BCA bersama OJK melanjutkan komitmennya dalam mengoperasikan Mobil Literasi Keuangan (SiMOLEK) bahkan menjadikannya sebagai kegiatan Corporate Social Responsibility (CSR) Bakti BCA pilar Solusi Cerdas.

"Sebagai bagian dari industri keuangan di Indonesia, BCA senantiasa berupaya untuk mengambil bagian dalam peningkatan literasi keuangan khususnya di wilayah-wilayah yang belum memiliki infrastruktur yang merata dan baik. Hal ini yang mendorong BCA untuk kembali mengoperasionalisasikan SiMOLEK, dan dimulai dari Jakarta terlebih dahulu. Melalui acara yang berlangsung selama lima hari ini, tentu saja kami berharap dapat mendorong terciptanya masyarakat yang cerdas dalam mengelola keuangan, mengakses informasi, dan menggunakan produk jasa keuangan," ujar Direktur BCA Armand Hartono.

Berbagai fitur dan fasilitas dapat dijumpai pada SiMOLEK, antara lain materi edukasi keuangan mengenai peran dan fungsi OJK dan perbankan, serta berbagai produk perbankan.

Berbagai fitur dan manfaat ini bertujuan untuk meningkatkan awareness masyarakat mengenai literasi keuangan, mendorong dan meningkatkan minat masyarakat menggunakan produk/jasa keuangan, serta meningkatkan kepercayaan masyarakat dalam menggunakan produk/jasa keuangan.

Selain mengoperasikan mobil SiMolek, BCA juga menghadirkan mobil Kas BCA yang memungkinkan masyarakat untuk lebih mengenal berbagai produk perbankan yang telah ada.

Dengan demikian masyarakat dapat semakin memahami manfaat, fitur, hak dan kewajiban, risiko, perhitungan bunga dan denda, serta berbagai pengetahuan perbankan lainnya.

Selain berpartisipasi dalam mengoperasikan SiMOLEK, BCA juga telah melakukan berbagai upaya untuk meningkatkan literasi keuangan dan memberikan edukasi solusi perbankan.

Edukasi ini telah dilakukan kepada masyarakat umum tidak terkecuali anak-anak dan keluarga Tenaga Kerja Indonesia (TKI).

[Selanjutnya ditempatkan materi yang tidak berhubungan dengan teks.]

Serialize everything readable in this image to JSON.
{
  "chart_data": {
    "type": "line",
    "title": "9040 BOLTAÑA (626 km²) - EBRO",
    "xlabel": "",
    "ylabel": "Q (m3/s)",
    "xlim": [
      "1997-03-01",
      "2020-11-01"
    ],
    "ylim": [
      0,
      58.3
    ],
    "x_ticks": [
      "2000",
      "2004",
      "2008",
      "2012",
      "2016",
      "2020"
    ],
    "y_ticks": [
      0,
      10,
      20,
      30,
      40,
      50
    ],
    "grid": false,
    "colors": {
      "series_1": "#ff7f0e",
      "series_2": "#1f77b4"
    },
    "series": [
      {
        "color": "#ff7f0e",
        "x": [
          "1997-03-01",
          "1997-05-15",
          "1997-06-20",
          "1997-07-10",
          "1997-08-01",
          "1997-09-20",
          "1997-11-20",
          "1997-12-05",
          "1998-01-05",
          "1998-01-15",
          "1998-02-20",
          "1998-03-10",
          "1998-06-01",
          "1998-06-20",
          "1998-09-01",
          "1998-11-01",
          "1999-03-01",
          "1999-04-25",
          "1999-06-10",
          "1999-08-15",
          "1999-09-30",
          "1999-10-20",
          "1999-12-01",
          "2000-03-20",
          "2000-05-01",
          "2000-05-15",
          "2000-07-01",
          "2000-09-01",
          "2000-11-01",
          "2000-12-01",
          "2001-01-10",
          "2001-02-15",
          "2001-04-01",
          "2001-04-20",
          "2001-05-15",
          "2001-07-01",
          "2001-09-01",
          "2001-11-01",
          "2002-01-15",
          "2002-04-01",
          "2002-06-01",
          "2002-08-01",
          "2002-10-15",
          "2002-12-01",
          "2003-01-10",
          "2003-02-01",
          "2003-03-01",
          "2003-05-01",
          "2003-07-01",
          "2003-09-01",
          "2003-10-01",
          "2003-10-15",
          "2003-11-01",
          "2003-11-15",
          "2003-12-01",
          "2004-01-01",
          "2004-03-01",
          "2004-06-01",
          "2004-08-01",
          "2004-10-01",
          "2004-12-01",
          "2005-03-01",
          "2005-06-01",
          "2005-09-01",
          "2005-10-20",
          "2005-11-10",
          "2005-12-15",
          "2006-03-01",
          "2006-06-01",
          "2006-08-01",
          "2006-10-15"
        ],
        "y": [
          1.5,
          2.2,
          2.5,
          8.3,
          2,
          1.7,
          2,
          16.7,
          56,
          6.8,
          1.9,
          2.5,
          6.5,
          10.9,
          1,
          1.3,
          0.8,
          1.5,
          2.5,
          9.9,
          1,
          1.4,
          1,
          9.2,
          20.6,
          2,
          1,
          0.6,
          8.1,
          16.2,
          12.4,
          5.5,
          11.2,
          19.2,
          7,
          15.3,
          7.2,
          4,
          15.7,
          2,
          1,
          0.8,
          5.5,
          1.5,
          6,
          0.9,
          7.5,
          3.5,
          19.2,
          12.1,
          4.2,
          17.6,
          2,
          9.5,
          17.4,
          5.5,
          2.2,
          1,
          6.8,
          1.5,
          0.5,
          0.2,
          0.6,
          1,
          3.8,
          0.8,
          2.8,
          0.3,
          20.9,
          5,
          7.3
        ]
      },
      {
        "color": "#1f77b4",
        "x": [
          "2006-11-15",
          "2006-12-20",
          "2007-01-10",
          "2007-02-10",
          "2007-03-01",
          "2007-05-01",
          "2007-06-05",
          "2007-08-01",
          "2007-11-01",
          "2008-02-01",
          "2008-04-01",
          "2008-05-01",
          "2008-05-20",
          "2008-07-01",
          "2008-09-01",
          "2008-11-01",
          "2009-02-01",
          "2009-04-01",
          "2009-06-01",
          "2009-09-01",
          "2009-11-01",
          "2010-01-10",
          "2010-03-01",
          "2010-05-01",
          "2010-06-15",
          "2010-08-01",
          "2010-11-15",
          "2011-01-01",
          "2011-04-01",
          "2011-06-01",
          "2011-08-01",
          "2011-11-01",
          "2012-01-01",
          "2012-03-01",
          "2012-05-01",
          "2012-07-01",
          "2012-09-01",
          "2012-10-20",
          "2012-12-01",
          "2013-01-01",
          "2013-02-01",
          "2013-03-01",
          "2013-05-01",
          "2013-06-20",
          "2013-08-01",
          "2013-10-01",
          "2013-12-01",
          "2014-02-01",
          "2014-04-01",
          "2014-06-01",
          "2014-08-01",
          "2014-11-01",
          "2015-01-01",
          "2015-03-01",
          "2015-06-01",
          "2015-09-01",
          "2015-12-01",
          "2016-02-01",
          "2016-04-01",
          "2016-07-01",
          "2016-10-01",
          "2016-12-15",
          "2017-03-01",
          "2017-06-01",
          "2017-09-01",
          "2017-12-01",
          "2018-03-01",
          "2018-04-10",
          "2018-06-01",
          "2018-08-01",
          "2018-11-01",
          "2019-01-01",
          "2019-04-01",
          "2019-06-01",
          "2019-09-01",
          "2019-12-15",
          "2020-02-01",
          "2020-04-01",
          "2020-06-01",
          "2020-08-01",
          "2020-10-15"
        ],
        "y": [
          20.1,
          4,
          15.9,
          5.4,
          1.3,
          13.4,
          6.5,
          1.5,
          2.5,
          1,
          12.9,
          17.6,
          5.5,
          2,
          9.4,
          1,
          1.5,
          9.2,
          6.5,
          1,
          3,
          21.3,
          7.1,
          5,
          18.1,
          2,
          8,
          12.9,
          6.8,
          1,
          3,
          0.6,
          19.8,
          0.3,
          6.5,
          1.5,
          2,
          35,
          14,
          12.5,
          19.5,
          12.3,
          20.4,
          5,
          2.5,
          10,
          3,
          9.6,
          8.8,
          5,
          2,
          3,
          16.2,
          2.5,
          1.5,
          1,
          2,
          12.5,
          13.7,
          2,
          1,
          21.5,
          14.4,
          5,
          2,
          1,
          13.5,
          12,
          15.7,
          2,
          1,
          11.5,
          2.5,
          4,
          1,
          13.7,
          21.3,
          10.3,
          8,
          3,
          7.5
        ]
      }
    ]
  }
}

Bagi para siswa, BCA mengedukasi dengan mengembangkan produk Simpanan Pelajar (SimPel); bekerja sama dengan Kidzania untuk mengembangkan sarana edukasi perbankan dalam bentuk edutainment; serta memasukkan literasi keuangan dalam program Daycare yang diperuntukkan bagi anak-anak karyawan BCA.

BCA juga mengedukasi anak-anak dan keluarga TKI di Cirebon, Indramayu, serta Sukabumi dan berpartisipasi dalam kegiatan edukasi keuangan bagi TKI di Hongkong.

"Melalui program-program ini kami berharap angka literasi keuangan di Indonesia semakin meningkat dan berdampak positif bagi peningkatan kesejahteraan masyarakat," kata Armand.